Credo proprio che vi siano delle imprecisioni.
Che faccio ?
Saluti.
Ho rifatto l'incipit.
Credo che adesso il testo vada meglio.
Sono un giornalista aquilano. Questo mio piccolo saggio è stato presentato il 28 agosto 2004 al Forum sulla Perdonanza aquilana organizzato dal Rotary International, Distretto 2090. Spero possa interessarvi. ________________
FINALMENTE RIABILITATA LA FIGURA DI PAPA CELESTINO V
La coraggiosa “viltade”
di Luigi Marratitolo del link
Innanzi tutto è doveroso premettere che questa breve relazione non ha, non può avere e non intende avere il valore di studio scientifico, ma solo ed esclusivamente di riflessione curiosa di un giornalista per giocoforza curioso.
Sarà perché, come aquilano, mi sentivo legato affettivamente a San Pietro Celestino, sarà forse perché godevo nel discutere su cose al di sopra della mia scienza e conoscenza, ma già a scuola, al primo liceo classico, ebbi modo di dissentire dalla interpretazione secondo la quale Dante Alighieri si riferisse al grande Santo molisano quando nel 3° canto dell’Inferno scrisse i versi:
Poscia ch’io v’ebbi alcun riconosciuto,
vidi e conobbi l’ombra di colui
che fece per viltade il gran rifiuto.
All’epoca la maggior parte dei dantisti riconosceva in Celestino V il personaggio citato da Dante e da questi collocato nel girone degli ignavi.
Da allora, e sono passati ben oltre cinquant’anni, il mio personale convincimento si è rafforzato e, se vogliamo, affinato sia seguendo, per la parte specifica, gli sforzi degli studiosi di Dante per giungere ad una interpretazione univoca ed il più possibile vicina al pensiero del Poeta, e sia anche entrando con maggiore conoscenza nella figura di Pietro Angelerio eremita e quindi di Celestino V Papa.
Oggi, fortunatamente, la critica dantesca è praticamente concorde nell’escludere che Dante si riferisse a Celestino V, pur se ancora non trova un personaggio di comune riferimento.
La cosa, ovviamente, non può che farmi piacere, soprattutto perché vedo finalmente riabilitata la figura di un grande Papa, di un grande uomo di fede, di un grande uomo di cultura e di un uomo di grande coraggio.

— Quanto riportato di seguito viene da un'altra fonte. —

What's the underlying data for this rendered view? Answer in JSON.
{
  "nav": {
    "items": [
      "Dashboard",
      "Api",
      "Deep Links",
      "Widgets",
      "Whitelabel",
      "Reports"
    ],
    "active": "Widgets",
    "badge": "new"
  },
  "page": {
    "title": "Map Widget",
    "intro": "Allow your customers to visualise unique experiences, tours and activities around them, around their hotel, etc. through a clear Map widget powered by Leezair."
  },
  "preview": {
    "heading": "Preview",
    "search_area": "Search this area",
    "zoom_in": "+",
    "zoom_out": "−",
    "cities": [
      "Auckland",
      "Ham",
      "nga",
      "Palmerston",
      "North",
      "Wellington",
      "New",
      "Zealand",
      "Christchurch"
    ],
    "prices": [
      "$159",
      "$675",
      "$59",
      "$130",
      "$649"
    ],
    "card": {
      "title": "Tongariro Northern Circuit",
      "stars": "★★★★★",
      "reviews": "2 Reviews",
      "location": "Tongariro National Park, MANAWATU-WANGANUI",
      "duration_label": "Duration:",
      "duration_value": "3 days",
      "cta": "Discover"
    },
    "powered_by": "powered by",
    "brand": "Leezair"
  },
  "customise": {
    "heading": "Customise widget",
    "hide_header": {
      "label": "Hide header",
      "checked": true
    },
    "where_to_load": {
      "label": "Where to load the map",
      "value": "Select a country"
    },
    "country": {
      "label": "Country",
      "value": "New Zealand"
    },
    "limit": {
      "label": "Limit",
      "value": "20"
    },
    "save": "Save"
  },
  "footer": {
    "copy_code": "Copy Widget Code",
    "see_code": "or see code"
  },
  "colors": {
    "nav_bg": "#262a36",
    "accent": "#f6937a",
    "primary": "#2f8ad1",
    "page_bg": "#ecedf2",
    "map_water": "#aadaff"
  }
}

Ma permettetemi di esporvi il percorso mentale che mi portò ad escludere Celestino V dalla bolgia dantesca.
Pur se documenti certi non esistono per lo specifico, ma si ritrovano invece per altre occasioni dello stesso periodo, sia pure leggermente posteriore, si è sempre stati portati a ritenere che Dante Alighieri avesse fatto parte della delegazione venuta dalla Toscana in occasione della incoronazione a Papa di Celestino V nella Basilica di Collemaggio.
Il “dicitur” non è provato con certezza, ma per le diverse e testimoniate presenze del Poeta nell’Aquilano, di cui si ha buon conto in diversi studi compiuti anche dall’allora Facoltà di Magistero dell’Ateneo, la possibilità è molto più vicina alla realtà di quanto si creda. Del resto Dante, passato il periodo scapestrato cui si era abbandonato dopo la morte di Beatrice Portinari e che neanche il matrimonio con Gemma Donati aveva arginato, aveva deciso di entrare in politica e si era quindi inserito al meglio, secondo il suo ben focoso temperamento, nella vita cittadina. Nulla di strano, quindi, che la potente famiglia Donati lo avesse fatto inserire tra i membri della delegazione.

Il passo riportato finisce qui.